The French revolution changed everything. Conscription replaced volunteer enlistment. The right to hold office irrespective of birth or descent was enshrined in law. The term for non-commissioned officer was changed to sous-officier from bas-officier which was regarded as demeaning. Regulations favoring sergeants as well as the flight of the nobility created an officer corps who under Napoleon contained 75% former sergeants. During two years the proportion of nobility in the officer corps diminished from 80% to 5%. However, the large number of sergeants becoming officers depleted the military competency of the non-commissioned officer corps.

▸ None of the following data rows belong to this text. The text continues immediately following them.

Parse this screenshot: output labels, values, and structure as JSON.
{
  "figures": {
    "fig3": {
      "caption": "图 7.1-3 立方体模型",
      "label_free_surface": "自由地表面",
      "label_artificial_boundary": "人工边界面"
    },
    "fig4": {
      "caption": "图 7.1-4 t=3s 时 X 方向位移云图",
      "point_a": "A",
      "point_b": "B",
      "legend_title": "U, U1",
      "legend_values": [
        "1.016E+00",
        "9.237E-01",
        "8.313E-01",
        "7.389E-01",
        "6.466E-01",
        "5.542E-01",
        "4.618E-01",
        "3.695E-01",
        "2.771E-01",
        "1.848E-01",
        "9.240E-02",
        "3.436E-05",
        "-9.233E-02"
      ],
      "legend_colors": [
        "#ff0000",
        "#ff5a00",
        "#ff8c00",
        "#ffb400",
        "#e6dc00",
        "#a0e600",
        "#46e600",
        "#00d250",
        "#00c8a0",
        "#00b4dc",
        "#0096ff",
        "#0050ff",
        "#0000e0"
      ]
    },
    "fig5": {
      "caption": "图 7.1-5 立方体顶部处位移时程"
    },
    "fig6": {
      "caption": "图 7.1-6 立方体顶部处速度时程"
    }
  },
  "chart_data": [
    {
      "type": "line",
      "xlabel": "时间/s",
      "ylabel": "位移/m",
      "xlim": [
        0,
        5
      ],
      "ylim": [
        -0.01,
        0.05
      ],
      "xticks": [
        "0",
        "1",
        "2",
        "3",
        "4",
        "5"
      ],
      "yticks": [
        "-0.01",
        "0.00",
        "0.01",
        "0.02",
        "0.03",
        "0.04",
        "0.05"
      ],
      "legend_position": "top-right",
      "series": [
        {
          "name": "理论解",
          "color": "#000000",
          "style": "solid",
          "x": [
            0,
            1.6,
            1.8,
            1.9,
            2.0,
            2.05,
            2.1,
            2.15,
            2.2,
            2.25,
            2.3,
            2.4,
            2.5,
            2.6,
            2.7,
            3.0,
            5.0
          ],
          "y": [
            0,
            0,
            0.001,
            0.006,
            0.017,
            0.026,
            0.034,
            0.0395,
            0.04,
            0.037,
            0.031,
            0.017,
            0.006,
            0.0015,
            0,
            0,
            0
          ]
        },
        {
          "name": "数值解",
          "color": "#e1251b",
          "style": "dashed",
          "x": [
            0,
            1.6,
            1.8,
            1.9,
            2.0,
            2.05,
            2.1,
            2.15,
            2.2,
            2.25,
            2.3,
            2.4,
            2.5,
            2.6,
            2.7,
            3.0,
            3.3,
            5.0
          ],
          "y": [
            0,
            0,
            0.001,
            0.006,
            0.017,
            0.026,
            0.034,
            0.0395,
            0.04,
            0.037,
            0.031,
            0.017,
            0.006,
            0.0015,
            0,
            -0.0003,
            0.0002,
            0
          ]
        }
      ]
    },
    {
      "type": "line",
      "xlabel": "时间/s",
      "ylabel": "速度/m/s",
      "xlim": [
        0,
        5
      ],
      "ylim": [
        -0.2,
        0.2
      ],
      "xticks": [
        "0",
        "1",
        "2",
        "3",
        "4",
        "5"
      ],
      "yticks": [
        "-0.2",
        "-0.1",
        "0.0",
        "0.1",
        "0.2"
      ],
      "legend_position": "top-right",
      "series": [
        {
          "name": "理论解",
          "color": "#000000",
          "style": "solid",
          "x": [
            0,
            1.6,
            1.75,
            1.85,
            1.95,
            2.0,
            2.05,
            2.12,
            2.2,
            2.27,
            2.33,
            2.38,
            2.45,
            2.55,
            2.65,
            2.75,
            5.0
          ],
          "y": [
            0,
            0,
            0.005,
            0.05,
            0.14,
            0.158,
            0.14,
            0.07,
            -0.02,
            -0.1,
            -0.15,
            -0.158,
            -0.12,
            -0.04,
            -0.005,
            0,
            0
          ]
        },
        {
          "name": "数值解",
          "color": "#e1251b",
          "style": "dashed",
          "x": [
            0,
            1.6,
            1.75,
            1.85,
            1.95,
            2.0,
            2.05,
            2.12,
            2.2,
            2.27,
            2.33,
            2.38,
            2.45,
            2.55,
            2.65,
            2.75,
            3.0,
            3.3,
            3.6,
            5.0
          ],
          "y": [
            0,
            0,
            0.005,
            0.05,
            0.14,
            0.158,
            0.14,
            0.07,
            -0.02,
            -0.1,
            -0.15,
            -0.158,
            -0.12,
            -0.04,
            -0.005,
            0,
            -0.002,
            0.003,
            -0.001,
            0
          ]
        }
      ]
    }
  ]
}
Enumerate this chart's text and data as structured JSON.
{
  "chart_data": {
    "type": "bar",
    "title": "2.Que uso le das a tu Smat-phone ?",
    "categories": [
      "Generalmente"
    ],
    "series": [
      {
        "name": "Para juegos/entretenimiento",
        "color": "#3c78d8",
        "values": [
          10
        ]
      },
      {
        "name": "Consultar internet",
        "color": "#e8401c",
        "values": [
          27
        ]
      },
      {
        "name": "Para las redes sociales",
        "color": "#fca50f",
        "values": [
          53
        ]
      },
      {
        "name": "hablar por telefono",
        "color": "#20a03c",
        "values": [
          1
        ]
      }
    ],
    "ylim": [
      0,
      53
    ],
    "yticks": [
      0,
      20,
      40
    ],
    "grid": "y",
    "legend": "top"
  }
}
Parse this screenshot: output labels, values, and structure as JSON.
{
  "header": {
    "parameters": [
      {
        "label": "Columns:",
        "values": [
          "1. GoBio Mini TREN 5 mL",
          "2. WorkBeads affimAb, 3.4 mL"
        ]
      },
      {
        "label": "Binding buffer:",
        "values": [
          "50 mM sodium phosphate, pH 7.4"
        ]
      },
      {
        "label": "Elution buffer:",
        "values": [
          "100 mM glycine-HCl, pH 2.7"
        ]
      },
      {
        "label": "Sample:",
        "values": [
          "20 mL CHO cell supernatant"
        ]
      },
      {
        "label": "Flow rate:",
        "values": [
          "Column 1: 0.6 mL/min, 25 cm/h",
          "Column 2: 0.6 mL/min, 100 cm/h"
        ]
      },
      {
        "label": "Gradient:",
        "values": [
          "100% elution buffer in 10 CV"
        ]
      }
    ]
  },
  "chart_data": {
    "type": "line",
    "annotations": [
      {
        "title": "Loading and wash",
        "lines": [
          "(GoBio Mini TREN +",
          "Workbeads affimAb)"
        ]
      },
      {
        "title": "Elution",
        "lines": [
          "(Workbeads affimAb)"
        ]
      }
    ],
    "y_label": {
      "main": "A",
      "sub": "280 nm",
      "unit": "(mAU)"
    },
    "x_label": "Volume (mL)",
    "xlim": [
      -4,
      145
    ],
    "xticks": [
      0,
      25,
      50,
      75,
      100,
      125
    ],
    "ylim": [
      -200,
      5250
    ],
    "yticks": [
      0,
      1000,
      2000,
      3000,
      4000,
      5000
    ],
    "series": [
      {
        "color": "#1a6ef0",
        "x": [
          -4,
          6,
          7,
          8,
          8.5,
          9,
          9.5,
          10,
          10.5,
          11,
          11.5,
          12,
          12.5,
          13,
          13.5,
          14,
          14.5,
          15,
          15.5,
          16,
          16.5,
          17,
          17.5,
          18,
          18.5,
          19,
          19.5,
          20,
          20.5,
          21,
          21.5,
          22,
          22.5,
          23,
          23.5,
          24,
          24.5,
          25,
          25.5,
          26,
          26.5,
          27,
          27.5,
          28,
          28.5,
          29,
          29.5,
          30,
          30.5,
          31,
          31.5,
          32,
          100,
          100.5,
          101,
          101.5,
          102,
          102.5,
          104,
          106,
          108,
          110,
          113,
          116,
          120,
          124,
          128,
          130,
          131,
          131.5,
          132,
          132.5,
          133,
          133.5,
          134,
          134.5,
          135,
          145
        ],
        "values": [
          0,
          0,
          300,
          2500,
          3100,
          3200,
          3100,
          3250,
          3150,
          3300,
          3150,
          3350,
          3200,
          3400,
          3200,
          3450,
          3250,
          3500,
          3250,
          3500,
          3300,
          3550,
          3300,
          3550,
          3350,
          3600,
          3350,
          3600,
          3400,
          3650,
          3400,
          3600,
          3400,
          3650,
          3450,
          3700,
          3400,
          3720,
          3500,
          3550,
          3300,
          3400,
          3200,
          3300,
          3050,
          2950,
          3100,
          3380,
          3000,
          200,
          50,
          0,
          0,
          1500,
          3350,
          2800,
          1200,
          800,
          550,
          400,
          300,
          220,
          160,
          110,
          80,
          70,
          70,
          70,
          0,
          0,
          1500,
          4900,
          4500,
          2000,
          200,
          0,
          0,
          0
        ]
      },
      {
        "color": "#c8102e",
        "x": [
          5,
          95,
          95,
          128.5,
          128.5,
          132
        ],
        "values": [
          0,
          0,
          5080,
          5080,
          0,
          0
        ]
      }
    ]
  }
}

The merger of the army and the national guard in 1793 saw the creation of a promotion system based on both seniority and election by the troops. During Napoleon, the commanding officer of the regiment appointed corporals and sergeants. Half of the company grade officers were promoted through selection by the commanding officer, the other half by the election of the troops, although the commanding officer exercised great influence as he choose the candidates for promotion. Field grade officers were promoted through both seniority and selection, general officers only by selection. Election of officers gradually disappeared, but took in singular cases place as late as in 1812. In 1805, four years in the lower rank was established as the minimum time before further promotion could take place, but that was a rule that which was not followed later. In 1811, it was stipulated that two years service was required to become a corporal, four years to become a sergeant, and eight years to become a second lieutenant. The Grand Armée was an army officered by the bourgeoisie; over half of the officers came from the higher bourgeoisie, a third from the petty bourgeoisie, and a sixth from the peasantry. The number of officers from the old nobility was higher than the number from the working class. Three-fourths were former sergeants, while one-fourth was appointed directly from civilian life.